By: Lexi Gonzalez (Guest Writer)

Associated Students Inc. (ASI) is a nonprofit membership association owned and operated by the students of Long Beach State.

Currently, over 550 part-time students at Long Beach State are employed by ASI and 70 full-time staff. An integral part of the university, ASI services include the University Student Union, Student Recreation & Wellness Center, Isabel Patterson Child Development Center and the ASI Food Pantry.

Prided with the motto “Keeping Student’s First”, ASI is an association advertised as student-ran and student-oriented.

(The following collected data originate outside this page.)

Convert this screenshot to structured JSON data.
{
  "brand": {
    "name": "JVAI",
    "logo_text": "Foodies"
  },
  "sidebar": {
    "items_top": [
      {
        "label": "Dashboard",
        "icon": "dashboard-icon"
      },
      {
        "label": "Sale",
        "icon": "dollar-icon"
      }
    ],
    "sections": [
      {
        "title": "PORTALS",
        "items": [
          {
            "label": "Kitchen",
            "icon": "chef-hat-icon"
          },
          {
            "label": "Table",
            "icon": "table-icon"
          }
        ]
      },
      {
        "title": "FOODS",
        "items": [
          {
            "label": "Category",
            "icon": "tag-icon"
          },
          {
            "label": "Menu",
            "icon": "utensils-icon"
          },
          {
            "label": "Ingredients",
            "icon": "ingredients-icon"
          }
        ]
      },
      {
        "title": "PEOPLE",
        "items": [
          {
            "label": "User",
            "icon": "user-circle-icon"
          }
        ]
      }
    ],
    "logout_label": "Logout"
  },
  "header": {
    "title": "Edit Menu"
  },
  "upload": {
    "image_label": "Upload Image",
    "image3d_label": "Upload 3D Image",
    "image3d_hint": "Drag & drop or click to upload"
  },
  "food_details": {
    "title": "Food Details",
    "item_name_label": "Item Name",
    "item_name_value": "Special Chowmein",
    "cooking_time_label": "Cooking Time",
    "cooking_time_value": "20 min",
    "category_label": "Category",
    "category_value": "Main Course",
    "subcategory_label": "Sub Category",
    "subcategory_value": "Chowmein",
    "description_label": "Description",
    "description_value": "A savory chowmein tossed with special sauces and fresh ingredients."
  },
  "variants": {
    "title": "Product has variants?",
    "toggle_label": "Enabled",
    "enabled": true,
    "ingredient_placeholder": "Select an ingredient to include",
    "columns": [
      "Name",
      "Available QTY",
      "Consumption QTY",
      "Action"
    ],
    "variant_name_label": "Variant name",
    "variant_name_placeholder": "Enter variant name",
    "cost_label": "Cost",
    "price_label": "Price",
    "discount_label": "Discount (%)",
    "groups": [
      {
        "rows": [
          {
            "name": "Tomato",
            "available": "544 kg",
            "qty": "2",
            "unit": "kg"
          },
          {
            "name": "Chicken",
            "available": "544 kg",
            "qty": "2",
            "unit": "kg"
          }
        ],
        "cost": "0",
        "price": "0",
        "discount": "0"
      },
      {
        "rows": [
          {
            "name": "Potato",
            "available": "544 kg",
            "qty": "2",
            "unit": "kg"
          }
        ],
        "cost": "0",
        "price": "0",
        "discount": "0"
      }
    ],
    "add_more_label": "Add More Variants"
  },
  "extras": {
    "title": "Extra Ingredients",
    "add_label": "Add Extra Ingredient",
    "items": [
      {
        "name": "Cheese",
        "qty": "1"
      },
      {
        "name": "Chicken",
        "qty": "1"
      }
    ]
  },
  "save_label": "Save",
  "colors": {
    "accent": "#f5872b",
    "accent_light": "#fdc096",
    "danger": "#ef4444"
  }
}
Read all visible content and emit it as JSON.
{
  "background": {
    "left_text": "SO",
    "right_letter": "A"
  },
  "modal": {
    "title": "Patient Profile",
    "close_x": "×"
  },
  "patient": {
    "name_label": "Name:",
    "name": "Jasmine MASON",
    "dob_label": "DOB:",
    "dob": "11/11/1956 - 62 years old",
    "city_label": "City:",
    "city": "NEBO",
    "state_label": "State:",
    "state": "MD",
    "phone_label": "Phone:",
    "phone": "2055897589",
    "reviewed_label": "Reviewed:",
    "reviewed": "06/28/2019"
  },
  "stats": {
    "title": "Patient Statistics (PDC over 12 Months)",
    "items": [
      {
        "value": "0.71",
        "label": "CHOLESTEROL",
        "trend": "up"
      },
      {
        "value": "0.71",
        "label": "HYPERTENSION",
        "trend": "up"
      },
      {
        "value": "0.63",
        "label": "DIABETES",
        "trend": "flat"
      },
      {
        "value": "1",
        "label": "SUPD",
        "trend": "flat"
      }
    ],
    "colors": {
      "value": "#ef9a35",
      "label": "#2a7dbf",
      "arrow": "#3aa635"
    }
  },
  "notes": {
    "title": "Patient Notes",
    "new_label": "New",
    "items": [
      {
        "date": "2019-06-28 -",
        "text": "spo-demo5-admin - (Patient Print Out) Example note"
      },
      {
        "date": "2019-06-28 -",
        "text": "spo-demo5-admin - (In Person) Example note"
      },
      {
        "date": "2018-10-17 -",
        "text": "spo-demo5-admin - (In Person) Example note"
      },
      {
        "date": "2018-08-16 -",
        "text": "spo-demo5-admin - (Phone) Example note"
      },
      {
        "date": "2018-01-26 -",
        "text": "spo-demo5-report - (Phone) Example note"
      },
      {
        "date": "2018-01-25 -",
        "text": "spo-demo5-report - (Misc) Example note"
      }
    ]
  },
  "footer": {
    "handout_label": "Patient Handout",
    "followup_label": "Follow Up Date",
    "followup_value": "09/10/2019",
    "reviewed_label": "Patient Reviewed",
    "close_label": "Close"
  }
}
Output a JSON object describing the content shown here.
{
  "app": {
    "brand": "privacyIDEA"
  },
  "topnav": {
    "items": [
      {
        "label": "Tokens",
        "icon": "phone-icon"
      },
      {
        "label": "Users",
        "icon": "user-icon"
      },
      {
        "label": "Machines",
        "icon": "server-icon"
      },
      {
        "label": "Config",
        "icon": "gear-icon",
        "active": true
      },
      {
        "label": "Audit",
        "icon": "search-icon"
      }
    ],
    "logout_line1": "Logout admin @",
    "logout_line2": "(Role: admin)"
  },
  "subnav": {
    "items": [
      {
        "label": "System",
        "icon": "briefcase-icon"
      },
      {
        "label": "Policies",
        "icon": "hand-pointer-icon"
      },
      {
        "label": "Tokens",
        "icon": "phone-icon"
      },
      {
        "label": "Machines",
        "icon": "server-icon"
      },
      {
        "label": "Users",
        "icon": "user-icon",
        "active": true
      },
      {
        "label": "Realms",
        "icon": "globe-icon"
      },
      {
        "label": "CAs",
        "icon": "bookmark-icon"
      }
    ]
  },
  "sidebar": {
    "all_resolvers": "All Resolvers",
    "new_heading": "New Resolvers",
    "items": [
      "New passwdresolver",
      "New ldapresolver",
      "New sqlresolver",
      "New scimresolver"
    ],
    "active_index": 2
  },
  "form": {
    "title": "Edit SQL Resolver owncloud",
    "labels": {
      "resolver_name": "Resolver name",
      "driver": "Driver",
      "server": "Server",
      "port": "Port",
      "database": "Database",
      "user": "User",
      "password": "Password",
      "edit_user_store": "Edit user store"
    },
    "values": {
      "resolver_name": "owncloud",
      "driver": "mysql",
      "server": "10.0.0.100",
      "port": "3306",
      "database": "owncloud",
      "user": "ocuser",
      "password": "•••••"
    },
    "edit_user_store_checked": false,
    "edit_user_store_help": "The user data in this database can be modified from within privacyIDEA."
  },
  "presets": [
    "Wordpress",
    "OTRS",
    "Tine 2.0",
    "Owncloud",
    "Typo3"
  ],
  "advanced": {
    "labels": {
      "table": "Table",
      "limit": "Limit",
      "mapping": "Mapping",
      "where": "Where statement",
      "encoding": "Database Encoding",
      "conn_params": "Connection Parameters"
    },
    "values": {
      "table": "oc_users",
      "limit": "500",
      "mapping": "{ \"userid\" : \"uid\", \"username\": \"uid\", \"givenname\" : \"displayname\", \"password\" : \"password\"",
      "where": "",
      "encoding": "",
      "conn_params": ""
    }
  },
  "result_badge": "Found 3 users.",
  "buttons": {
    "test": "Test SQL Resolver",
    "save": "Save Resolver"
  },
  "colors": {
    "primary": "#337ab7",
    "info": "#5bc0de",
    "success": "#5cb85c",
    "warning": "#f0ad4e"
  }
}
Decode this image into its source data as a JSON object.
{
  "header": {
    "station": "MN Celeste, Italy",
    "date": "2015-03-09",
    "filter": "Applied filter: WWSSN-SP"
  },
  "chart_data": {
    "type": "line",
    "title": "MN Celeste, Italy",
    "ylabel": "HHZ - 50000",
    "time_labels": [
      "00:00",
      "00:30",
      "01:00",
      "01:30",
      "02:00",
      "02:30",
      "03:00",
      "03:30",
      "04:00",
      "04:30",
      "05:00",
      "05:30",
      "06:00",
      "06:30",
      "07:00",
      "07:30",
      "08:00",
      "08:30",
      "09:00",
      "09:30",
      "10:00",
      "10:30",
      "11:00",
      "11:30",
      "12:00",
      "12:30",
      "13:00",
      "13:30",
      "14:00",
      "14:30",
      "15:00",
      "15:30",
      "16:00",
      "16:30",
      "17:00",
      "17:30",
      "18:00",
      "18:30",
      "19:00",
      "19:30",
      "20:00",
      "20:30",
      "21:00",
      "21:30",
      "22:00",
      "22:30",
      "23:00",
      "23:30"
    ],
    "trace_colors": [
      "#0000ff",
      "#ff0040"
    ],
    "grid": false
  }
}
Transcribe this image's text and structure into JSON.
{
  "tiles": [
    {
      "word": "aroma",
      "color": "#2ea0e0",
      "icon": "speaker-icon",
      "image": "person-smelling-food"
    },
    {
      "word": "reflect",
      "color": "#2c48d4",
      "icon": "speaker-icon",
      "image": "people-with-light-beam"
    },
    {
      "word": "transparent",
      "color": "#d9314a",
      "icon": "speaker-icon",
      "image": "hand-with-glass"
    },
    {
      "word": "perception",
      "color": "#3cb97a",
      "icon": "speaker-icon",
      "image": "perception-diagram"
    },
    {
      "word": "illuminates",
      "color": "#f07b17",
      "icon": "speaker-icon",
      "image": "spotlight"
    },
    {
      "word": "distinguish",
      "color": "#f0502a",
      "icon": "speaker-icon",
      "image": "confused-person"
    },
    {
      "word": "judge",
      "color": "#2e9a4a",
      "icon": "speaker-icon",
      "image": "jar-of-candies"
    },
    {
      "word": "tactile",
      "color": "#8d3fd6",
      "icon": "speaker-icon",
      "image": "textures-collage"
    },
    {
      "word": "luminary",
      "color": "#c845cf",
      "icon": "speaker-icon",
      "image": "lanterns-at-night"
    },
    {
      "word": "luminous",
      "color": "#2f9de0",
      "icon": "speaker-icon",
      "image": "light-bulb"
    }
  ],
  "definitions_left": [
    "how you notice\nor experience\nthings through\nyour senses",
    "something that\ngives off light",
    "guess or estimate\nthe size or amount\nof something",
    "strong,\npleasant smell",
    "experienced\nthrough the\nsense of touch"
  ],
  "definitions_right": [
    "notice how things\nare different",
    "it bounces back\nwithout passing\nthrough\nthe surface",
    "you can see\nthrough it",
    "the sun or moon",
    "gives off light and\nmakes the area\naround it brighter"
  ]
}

Yet, students employed by ASI are limited from certain opportunities and access despite being a part of the beach community themselves.

For example, students that work at the SRWC are prohibited from participating in Owen’s Condition For Tuition.

One of the largest scholarship challenges on campus, Owen’s Condition For Tuition is a workout and wellness incentive that gives students the opportunity to win one semester of free tuition.

Despite this, the SRWC website currently states “It is completely FREE to join and any currently enrolled students for the 2022 to 2023 academic year are eligible to participate.”

Student’s employed under ASI are also not assisted with parking. Therefore, workers under ASI that don’t purchase costly parking passes are left to search parking in surrounding areas.

“Despite working under ASI, they provide no relief to the endless hunt that is parking at CSULB,” said Ian Delgadilo, a student and former employee of two years at the SRWC.

Many employees feel that it is unfair that purchasing parking passes are mandatory during winter and summer breaks when many student employees at ASI do not have classes.

This is not to discredit the benefits of working on-campus. As an employee, many ASI jobs take into account school schedules into work availability.

“I love working on campus because they are understanding that college gets super stressful and that school comes first”, said Adrielle Escano.

Furthermore, there is also a student community cherished in ASI departments. As many workers in ASI are pursuing education at CSULB, the working environment is often youthful and friendly.

“My coworkers have become some of my best friends,” said Escano. “It is truly one of the best decisions I have ever made!”

In short, there is more to working on-campus than meets the eye. It is up to the reader whether the benefits outweigh the disadvantages of working for ASI.